15. En premier lieu, il ressort des énonciations de l'arrêté contesté, qui vise les articles L. 612-6 et L. 612-10 précités, que le préfet de l'Aude a pris en compte le caractère récent de l'arrivée en France de M. A C et estimé, alors même que ce dernier n'avait pas fait l'objet d'une précédente mesure d'éloignement, qu'une interdiction de retour sur le territoire français d'une durée d'un an ne portait pas une atteinte disproportionnée à son droit au respect de sa vie privée et familiale. Il a ainsi suffisamment motivé cette décision.

16. En deuxième lieu, il ressort des termes mêmes des dispositions précitées que l'autorité compétente doit, pour décider de prononcer à l'encontre de l'étranger soumis à l'obligation de quitter le territoire français, une interdiction de retour et en fixer la durée, tenir compte, dans le respect des principes constitutionnels, des principes généraux du droit et des règles résultant des engagements internationaux de la France, des quatre critères qu'elles énumèrent, sans pouvoir se limiter à ne prendre en compte que l'un ou plusieurs d'entre eux.

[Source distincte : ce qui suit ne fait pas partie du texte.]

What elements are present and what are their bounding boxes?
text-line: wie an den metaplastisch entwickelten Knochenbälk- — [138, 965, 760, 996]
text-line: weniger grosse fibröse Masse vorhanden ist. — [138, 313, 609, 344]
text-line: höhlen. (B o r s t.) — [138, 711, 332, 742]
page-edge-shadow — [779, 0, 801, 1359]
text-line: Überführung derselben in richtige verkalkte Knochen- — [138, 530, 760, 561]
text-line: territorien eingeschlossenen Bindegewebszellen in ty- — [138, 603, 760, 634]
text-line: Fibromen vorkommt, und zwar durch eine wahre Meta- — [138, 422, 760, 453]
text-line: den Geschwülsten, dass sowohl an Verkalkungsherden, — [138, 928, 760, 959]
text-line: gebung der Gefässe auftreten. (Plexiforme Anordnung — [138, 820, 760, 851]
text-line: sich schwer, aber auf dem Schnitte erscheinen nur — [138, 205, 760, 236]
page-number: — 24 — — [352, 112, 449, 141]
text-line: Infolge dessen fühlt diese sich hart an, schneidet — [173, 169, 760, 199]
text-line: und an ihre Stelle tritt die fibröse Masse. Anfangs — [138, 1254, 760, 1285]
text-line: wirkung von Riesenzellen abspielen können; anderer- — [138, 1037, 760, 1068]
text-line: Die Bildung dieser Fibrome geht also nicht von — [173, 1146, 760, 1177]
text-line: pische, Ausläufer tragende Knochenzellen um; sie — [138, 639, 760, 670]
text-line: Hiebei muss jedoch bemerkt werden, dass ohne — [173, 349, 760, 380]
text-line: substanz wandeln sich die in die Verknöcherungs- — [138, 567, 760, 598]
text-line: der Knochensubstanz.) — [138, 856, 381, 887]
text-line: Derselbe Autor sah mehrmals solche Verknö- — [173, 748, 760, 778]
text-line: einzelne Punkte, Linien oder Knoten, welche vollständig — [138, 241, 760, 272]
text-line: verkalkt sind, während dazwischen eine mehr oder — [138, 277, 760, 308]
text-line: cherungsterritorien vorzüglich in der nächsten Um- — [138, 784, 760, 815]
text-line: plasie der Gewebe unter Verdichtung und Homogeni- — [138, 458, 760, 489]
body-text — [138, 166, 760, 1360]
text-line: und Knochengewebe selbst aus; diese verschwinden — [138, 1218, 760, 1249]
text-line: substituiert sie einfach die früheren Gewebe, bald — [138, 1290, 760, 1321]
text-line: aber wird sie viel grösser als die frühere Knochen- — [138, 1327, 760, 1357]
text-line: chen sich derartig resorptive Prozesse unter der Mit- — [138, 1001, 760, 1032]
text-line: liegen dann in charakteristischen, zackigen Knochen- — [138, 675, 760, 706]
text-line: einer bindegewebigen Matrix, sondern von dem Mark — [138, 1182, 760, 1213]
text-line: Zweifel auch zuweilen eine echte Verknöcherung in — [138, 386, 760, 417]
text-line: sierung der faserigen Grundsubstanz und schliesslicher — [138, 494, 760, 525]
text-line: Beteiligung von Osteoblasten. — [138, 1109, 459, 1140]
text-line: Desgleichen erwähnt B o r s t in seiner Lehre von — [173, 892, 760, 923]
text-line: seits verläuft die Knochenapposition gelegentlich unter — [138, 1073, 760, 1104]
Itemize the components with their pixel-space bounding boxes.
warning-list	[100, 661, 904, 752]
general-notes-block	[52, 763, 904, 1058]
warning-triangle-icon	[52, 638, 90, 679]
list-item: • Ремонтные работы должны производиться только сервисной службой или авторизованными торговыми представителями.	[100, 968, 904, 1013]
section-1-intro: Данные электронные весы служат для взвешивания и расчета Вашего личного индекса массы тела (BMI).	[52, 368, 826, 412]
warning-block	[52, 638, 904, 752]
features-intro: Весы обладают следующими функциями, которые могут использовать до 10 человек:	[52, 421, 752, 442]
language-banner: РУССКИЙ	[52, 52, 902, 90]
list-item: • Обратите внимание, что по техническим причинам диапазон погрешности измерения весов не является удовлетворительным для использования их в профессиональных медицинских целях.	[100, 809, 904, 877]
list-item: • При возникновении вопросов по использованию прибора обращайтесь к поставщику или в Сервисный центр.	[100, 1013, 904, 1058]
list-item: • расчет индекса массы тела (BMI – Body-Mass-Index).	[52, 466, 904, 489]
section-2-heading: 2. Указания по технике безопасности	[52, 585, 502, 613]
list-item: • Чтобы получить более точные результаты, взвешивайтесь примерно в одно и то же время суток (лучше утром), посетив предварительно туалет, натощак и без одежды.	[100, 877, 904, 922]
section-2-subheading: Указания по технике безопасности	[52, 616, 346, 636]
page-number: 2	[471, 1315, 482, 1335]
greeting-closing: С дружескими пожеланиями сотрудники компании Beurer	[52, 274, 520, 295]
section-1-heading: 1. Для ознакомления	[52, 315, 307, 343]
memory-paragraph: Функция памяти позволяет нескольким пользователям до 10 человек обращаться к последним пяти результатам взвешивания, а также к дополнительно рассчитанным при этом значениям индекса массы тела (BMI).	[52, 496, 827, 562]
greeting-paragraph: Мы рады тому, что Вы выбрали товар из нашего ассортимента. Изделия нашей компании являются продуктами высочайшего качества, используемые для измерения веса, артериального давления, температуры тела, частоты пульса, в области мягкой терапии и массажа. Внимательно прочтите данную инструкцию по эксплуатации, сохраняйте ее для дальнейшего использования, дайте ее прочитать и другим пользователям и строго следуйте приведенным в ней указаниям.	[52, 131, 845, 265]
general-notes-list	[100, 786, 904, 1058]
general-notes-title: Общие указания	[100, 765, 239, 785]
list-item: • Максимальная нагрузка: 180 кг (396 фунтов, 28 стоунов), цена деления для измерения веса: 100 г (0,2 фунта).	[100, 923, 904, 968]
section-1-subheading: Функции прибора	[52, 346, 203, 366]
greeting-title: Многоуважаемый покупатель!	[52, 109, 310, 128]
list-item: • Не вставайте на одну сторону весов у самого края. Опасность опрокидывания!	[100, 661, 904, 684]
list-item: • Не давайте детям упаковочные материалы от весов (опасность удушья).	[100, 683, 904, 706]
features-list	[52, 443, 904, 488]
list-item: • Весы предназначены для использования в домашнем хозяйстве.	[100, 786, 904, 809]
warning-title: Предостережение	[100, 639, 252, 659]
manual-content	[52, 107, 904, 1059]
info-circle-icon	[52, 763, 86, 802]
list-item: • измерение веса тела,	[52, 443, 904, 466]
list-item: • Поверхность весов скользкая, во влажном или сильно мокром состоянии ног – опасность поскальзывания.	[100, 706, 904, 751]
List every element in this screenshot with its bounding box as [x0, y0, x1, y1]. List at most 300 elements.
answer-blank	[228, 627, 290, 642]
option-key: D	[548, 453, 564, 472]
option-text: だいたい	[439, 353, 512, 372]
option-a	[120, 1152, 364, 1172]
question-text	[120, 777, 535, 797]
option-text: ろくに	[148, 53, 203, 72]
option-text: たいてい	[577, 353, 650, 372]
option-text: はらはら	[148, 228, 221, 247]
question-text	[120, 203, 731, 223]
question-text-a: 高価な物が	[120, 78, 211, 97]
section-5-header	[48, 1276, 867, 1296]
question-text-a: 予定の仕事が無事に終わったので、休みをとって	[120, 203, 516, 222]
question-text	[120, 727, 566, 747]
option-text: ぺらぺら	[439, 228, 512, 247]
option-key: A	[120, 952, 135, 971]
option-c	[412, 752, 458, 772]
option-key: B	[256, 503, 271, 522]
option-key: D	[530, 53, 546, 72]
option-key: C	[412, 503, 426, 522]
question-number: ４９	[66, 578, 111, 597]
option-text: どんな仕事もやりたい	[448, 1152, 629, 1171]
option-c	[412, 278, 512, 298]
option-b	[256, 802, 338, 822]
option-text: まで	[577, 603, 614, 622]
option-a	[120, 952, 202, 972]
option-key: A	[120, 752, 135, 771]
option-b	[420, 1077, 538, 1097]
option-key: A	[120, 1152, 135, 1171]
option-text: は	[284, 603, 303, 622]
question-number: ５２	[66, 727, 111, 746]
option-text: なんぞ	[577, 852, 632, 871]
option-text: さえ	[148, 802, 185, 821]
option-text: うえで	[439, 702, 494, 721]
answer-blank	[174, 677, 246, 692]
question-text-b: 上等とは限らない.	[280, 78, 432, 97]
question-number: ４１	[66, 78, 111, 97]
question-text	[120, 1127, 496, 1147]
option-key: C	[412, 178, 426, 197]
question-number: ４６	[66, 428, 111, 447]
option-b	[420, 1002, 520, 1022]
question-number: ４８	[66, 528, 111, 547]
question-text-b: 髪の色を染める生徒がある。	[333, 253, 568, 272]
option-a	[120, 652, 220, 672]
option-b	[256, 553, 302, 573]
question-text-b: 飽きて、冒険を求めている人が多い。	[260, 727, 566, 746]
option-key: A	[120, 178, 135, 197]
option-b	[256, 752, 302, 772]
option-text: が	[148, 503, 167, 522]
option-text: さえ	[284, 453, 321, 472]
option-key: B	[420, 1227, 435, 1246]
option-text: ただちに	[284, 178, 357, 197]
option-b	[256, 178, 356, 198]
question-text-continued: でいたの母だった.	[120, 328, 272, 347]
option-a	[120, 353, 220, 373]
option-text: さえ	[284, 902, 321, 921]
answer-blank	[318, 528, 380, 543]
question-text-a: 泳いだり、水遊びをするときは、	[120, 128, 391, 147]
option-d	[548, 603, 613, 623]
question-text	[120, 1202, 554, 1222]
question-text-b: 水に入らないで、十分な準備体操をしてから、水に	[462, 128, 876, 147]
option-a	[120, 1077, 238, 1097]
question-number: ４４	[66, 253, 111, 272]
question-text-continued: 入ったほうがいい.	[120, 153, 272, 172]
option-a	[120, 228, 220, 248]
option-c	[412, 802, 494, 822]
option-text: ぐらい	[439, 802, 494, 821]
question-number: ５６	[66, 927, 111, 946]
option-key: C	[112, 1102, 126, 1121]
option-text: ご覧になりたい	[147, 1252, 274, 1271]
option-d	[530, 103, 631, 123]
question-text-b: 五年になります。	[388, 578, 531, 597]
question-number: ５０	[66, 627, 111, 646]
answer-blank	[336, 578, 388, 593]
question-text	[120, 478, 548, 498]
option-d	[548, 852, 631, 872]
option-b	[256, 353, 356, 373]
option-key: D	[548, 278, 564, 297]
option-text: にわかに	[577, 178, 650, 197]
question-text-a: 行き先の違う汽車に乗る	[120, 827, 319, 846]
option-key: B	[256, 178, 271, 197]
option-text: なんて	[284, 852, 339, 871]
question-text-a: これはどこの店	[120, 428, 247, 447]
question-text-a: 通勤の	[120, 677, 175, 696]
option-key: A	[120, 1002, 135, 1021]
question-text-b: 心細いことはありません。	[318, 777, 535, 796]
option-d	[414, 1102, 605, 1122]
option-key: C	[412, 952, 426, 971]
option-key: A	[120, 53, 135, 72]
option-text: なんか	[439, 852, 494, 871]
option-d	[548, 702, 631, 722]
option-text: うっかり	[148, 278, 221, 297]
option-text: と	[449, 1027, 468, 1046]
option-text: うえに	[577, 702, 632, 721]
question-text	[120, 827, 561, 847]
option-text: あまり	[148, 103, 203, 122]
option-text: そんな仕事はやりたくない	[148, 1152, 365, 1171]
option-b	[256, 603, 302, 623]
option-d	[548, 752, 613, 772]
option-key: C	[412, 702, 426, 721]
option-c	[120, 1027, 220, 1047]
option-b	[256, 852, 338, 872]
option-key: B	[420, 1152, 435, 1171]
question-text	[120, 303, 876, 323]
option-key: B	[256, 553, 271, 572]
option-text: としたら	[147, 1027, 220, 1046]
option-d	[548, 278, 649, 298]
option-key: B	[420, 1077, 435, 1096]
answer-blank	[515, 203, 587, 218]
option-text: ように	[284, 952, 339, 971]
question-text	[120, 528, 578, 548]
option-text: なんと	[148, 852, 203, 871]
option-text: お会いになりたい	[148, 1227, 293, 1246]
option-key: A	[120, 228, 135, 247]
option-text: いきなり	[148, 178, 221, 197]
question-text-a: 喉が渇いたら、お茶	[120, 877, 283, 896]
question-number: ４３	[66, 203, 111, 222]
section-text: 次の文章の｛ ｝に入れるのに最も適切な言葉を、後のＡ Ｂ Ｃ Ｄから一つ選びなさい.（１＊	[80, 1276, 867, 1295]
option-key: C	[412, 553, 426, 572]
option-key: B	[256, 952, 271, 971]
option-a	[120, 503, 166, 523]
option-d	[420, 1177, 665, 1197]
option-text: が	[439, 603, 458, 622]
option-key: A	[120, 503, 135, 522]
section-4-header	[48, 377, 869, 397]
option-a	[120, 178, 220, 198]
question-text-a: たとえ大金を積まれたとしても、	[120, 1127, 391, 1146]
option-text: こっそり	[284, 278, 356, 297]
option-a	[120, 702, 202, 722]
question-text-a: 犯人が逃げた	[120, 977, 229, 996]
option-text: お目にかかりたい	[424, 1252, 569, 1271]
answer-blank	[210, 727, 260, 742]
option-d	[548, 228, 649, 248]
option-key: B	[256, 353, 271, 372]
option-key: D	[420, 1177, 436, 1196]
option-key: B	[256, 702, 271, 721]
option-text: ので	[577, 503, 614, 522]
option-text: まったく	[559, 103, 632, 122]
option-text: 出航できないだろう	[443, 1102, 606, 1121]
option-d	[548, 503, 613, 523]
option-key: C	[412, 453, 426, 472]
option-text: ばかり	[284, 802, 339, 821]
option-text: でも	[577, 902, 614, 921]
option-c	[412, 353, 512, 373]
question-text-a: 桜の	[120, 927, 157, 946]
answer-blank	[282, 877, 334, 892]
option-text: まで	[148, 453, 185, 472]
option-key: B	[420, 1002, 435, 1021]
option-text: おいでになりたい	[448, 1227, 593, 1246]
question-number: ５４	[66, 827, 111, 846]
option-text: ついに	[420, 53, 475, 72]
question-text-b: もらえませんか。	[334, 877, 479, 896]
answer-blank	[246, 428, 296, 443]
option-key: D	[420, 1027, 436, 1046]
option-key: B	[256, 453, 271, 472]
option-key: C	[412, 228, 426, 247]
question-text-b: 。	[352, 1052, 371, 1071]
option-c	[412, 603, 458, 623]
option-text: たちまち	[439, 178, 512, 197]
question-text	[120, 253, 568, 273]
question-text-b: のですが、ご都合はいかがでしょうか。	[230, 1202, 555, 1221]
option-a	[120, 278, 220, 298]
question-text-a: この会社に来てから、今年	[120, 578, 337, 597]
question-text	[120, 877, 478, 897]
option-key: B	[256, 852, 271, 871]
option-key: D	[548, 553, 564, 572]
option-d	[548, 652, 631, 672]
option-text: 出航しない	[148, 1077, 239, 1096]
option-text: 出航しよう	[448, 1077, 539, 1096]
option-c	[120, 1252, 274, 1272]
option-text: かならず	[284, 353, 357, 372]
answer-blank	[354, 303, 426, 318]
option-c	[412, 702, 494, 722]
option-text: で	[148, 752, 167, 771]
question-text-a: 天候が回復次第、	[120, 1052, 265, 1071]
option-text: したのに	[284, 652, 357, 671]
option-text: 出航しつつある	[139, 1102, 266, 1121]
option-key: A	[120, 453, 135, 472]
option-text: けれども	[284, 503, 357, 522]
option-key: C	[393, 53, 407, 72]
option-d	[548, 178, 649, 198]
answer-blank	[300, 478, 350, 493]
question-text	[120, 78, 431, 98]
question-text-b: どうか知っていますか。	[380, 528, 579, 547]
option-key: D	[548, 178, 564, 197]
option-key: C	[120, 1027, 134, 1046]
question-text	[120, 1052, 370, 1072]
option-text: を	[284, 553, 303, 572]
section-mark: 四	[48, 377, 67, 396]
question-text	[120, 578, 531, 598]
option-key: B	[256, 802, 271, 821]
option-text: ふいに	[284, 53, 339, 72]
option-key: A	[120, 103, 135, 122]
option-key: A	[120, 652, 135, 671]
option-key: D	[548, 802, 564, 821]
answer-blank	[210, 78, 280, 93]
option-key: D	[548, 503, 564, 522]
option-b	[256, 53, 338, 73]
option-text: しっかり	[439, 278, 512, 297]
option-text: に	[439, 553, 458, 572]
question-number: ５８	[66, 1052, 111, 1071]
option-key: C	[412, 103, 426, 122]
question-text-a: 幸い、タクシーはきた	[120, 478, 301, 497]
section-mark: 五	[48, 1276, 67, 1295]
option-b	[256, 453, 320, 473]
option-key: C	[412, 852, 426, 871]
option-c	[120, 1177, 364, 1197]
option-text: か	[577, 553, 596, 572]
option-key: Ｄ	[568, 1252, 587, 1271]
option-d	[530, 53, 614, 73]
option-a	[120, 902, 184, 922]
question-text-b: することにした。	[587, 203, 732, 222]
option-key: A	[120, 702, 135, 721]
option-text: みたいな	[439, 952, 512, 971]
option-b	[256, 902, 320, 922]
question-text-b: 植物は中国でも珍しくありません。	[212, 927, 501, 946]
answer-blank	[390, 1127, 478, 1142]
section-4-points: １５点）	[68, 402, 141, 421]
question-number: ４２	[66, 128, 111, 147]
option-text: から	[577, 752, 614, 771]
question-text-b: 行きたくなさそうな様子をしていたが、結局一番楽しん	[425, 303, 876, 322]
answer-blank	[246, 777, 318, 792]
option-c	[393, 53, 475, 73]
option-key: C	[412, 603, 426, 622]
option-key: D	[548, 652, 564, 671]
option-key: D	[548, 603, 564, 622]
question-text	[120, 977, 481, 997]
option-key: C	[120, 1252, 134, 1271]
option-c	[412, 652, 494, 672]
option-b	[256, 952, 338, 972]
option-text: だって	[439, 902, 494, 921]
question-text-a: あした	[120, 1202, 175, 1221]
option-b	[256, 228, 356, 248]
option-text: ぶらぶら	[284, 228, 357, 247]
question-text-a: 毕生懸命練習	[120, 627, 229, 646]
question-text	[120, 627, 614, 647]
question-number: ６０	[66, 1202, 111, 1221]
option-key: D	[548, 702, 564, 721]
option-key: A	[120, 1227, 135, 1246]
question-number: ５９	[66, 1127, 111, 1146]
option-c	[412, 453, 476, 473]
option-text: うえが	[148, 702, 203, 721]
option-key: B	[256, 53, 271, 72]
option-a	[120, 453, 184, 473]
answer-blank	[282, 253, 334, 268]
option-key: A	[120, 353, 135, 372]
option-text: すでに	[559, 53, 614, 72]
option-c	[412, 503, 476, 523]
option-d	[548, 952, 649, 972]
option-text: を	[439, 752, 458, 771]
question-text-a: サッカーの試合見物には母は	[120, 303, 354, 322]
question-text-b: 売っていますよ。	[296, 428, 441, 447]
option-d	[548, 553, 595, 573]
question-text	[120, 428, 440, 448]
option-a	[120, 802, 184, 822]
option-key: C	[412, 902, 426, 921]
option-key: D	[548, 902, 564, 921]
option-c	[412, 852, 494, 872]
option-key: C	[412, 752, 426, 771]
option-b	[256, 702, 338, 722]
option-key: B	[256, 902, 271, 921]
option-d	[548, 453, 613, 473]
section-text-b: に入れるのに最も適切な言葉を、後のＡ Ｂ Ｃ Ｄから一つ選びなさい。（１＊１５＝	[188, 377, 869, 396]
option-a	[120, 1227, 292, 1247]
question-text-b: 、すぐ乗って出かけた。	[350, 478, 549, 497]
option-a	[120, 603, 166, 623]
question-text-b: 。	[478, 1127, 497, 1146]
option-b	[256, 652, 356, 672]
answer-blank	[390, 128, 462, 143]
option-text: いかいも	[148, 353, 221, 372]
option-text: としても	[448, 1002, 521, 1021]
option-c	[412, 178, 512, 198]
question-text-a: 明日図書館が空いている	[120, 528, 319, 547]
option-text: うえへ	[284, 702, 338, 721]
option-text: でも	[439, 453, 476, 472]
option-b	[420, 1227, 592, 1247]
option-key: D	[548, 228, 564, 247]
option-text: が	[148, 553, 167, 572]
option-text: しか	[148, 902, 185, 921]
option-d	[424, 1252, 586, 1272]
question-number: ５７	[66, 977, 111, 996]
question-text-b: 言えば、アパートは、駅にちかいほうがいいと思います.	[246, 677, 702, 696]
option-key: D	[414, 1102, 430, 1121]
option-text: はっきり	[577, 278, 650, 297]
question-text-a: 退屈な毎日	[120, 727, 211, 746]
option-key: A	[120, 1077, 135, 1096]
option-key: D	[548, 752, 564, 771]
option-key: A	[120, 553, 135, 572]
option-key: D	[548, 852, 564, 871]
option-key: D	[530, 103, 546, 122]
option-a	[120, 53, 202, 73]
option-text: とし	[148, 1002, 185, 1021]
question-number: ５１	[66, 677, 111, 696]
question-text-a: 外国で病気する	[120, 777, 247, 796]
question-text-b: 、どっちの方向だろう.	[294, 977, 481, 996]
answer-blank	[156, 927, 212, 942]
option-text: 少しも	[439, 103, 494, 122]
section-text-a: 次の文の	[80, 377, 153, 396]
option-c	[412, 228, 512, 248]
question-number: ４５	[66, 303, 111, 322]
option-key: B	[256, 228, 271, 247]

17. Il ressort des pièces du dossier que M. A C est entré récemment en France, au cours du mois de septembre 2022, selon ses déclarations, et qu'il ne justifie pas de l'intensité des liens personnels et familiaux sur le territoire français dont il se prévaut. Alors même que sa présence en France ne constitue pas une menace pour l'ordre public et qu'il n'a pas fait l'objet d'une précédente mesure d'éloignement, les éléments qui précédent sont de nature à justifier légalement, dans son principe et sa durée, l'interdiction de retour sur le territoire français d'une durée d'un an prononcée par le préfet de l'Aude. Les moyens soulevés à cet égard doivent dès lors être écarté.

18. En troisième lieu, il résulte de ce qui a été dit précédemment que M. A C n'est pas fondé à exciper de l'illégalité de la décision portant obligation de quitter le territoire français à l'égard de l'interdiction de retour sur le territoire français en litige.

19. En dernier lieu, pour les mêmes motifs que ceux exposés aux point 8 de la présente ordonnance, les moyens tirés de ce que la décision portant interdiction de retour sur le territoire français méconnaît les stipulations de l'article 8 de ce la convention européenne de sauvegarde des droits de l'homme et des libertés fondamentales et qu'elle est entachée d'une erreur manifeste d'appréciation de sa situation doivent être écartés. Quant au moyen tiré de la méconnaissance des stipulations de l'article 3-1 de la convention internationale relative aux droits de l'enfant, il doit être écarté pour les mêmes motifs que ceux exposés au point 9.

20. Il résulte de tout ce qui précède que la requête de M. A C est manifestement dépourvue de fondement. Dès lors, ses conclusions présentées à fin d'annulation et d'injonction sous astreinte doivent être rejetées en application du dernier alinéa de l'article R. 222-1 du code de justice administrative. Il en va de même, par voie de conséquence, des conclusions tendant à l'application des dispositions de l'article L. 761-1 du code de justice administrative et de l'article 37 de la loi du 10 juillet 1991.

O R D O N N E :

Article 1er : La requête de M. A C est rejetée.

Article 2 : La présente ordonnance sera notifiée à M. D C et au ministre de l'intérieur.

Copie en sera adressée au préfet de l'Aude.

Fait à Toulouse, le 2 juin 2025.

Le président de la 3ème chambre,

signé

Frédéric Faïck

La République mande et ordonne au ministre de l'intérieur, en ce qui le concerne, ou à tous commissaires de justice à ce requis, en ce qui concerne les voies de droit commun contre les parties privées, de pourvoir à l'exécution de la présente ordonnance.